Planting for all of the Global Gardens plots starts the first of March, and with the program at Eugene Fields kicking off its ninth year, more plans are in the works. Global Gardens is going strong at Rosa Parks Elementary, the Middle School Community Garden for sixth and seventh graders on the grounds of Asbury Methodist Church. A new program launched this winter at McAuliffe Elementary—part of the Union Public School system, as are the other Global Garden sites.

Oakley has grand plans to spread as an organization, with the hopes of becoming a role model for other schools. In contrast to the Edible Schoolyard project, Global Garden’s initiative is to be child-led as opposed to program-led.

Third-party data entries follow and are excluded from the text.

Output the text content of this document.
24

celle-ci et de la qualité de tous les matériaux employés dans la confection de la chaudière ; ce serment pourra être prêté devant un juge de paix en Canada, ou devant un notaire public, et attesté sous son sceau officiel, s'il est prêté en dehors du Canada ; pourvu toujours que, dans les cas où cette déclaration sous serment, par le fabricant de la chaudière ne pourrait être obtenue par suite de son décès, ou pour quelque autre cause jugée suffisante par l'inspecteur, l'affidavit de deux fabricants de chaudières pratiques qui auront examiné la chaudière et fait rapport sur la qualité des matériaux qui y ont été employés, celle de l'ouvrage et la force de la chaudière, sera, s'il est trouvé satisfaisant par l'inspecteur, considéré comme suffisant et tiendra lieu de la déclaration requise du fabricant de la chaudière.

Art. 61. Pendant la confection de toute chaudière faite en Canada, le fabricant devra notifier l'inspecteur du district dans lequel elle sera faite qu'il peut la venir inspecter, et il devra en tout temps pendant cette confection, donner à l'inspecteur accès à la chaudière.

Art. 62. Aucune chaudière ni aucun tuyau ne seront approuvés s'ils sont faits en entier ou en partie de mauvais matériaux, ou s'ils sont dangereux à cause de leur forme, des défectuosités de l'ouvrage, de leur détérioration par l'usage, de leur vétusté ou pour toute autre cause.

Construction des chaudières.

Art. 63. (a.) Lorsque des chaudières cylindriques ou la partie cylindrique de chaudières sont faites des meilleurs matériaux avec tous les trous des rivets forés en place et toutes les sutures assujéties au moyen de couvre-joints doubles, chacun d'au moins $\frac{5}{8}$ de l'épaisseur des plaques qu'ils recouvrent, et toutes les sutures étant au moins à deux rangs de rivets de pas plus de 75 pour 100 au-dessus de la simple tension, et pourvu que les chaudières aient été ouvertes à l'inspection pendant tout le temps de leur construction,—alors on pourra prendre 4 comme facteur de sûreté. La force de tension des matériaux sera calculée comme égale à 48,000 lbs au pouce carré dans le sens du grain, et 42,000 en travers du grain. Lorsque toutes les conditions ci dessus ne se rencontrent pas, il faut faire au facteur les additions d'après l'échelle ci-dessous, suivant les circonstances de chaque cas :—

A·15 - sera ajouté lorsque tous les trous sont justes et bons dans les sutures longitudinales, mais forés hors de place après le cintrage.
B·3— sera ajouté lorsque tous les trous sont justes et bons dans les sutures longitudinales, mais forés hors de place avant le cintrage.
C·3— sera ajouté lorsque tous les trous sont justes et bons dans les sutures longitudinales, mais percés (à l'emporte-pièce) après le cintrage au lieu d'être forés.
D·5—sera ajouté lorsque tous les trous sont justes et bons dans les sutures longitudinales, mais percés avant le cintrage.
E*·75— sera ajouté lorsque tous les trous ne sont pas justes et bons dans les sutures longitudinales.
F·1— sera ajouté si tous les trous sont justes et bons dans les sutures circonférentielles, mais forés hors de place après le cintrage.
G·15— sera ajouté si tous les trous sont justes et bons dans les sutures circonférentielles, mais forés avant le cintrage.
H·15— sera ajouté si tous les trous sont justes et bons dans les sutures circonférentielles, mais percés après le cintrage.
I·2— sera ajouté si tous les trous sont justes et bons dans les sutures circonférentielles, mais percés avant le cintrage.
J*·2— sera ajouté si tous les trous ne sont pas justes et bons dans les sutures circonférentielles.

“Our goal is empowerment. We have dreams of helping kids escape the poverty cycle by teaching them problem solving and helping them navigate life,” Oakley says. “We want to teach them how to set goals and work towards them, using the scientific method in problem solving. Kids then have choices in their navigation.”

Oakley also touches on the concept of peace education, half of her dual master’s degree.

“It involves using education to cultivate a culture of peace and integration—how to work together successfully as adults, celebrating each other’s successes. A child-led philosophy is so effective because the kids are so invested—if they plant the seeds, water, sprout, grow and harvest their plants, they will eat anything!”

School-based gardening is not a new concept, nor is it limited to rural communities. With a quick internet search, dozens of organizations pop up, all with the same mission—to get kids in the garden, no matter where they live.

“Global Gardens is fun and peaceful. We can grow amazing things.”

—Nevaeh, 3rd grade

Urban Sprouts, a San Francisco–based program, supports school gardens at five schools in the San Francisco Unified School District. Similarly, the Collective School Garden Network has the mission to place and sustain an edible garden in every willing school in Arizona and California, from urban pockets to vast rural districts. And they are well on their way—hundreds of schools have already received grants for implementing the garden plots.

These gardens, as well as the thousands across the country, aren’t perfectly manicured or always ripe with successful plantings, but they are changing the lives of those that tend them. Quite literally, food for thought.